Old soap – new slogan

Old soap – new slogan

After big turnouts at the National Day of Action we deserve to give ourselves a pat on the back. The Labor Party does not.

Across the country close to 10,000 marched in nine cities. Melbourne had the biggest turnout with nearly 5000 attending after The Age published the event’s details alongside an opinion piece by Equal Love’s Tim Wright, showing what can happen when we call for support through mainstream media.

Despite fighting behind the scenes for a compromise, the best the Labor Left could get was a tiny change of wording, removing explicit exclusion of gays from anything that smells like marriage from the ALP platform and replacing it with a direct reference to an Act of Parliament that does the same.

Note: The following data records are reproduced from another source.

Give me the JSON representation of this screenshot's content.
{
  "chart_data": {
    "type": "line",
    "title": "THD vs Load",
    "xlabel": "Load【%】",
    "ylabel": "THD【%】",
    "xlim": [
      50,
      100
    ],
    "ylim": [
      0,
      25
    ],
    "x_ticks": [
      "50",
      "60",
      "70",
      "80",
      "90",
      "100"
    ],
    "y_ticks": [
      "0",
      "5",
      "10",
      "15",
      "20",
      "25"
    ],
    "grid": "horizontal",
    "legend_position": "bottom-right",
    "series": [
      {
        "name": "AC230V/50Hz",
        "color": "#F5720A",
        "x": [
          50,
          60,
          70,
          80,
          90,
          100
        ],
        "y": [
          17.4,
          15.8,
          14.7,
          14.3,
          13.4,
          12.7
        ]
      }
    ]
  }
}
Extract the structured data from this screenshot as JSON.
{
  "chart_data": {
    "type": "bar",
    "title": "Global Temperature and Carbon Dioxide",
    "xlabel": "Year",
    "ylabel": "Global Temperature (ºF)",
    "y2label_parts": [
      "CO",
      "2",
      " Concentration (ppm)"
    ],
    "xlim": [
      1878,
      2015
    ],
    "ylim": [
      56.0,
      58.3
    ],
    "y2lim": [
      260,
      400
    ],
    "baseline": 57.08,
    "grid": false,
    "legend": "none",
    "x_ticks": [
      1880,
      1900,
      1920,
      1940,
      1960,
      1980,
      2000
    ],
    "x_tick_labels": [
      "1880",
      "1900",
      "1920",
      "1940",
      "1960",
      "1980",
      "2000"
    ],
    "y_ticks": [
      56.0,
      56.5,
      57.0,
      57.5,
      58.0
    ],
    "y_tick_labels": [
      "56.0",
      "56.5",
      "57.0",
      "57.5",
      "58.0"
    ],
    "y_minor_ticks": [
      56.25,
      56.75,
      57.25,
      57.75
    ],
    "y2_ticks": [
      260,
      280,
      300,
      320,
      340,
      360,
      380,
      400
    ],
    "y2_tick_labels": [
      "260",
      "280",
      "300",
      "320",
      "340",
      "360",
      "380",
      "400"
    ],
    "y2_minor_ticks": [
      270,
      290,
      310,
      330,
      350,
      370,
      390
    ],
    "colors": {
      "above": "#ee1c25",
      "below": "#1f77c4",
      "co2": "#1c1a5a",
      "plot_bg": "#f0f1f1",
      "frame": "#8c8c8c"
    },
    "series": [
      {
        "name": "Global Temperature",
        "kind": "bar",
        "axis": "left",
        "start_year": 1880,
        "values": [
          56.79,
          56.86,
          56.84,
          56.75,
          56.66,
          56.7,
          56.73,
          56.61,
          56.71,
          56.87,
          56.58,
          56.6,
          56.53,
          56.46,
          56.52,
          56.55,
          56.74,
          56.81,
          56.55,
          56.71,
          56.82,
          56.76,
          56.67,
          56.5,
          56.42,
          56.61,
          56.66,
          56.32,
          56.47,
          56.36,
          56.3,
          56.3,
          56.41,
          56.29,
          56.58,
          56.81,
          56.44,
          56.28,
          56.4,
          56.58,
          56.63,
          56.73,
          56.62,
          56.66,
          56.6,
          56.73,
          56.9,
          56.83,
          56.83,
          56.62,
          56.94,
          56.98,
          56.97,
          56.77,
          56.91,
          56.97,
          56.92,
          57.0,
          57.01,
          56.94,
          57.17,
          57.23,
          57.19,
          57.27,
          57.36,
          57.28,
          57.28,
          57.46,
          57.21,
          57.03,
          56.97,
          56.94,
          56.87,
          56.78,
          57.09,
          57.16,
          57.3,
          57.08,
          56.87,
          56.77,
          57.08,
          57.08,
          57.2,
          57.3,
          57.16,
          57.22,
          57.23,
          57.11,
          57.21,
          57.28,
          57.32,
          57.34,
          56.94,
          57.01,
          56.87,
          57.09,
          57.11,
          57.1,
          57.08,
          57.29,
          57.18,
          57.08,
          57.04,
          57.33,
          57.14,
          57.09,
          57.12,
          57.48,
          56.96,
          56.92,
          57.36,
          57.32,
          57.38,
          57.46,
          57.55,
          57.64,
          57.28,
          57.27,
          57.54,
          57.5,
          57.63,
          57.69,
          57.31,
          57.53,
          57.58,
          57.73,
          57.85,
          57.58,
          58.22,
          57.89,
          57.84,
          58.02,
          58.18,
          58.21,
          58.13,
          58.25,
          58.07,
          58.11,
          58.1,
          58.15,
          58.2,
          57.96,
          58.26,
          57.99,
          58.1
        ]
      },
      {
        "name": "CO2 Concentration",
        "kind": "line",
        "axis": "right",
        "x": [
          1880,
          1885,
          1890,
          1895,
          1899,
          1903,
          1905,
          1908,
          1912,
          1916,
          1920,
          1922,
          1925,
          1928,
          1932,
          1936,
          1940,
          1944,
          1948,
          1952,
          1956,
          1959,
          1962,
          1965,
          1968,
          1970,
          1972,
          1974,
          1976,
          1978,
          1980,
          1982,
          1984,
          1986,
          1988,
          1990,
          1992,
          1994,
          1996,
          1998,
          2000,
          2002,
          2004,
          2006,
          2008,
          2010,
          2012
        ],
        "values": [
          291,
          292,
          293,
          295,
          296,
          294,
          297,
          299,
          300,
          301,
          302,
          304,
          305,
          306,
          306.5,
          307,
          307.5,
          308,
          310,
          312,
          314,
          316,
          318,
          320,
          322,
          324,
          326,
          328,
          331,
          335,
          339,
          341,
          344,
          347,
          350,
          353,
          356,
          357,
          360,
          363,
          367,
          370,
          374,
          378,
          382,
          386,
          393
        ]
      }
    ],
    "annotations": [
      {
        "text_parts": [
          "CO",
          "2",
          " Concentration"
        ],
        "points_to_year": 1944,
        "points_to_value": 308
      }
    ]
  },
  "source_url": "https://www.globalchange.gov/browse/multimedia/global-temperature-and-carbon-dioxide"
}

We still don’t have a promise of an opt-in model under Federal law, and no states have announced they will honour the promise made at 2007’s ALP conference for nationally consistent state-based schemes.

Member for Grayndler Anthony Albanese evoked the Rolling Stones for his take on the changes: you can’t always get what you want but you get what you need.

Sorry Anthony -” it’s old soap with a new slogan, and we need a lot more than that.

He is right, though, when he says this campaign is unstoppable and if he and others in the ALP Left can’t convince their Right brethren to let them speak out more they may find themselves passed by at the next Federal election.

And Julia Gillard is looking worse for wear as an alternative leader after telling Sky News that marriage is between a man and a woman.

To go forward from here there are things we must do.

We must put our money where our mouth is through a national print, radio and TV advertising campaign. The time of lobbyists quietly talking to politicians behind closed doors is over -” we need to take our argument to the people.

We must actively court the involvement of heterosexuals in this campaign.

And we must reach out to progressive people of faith and treat them with less hostility. When gay-accepting faiths add their names to the cause of marriage equality, religious arguments against it crumble.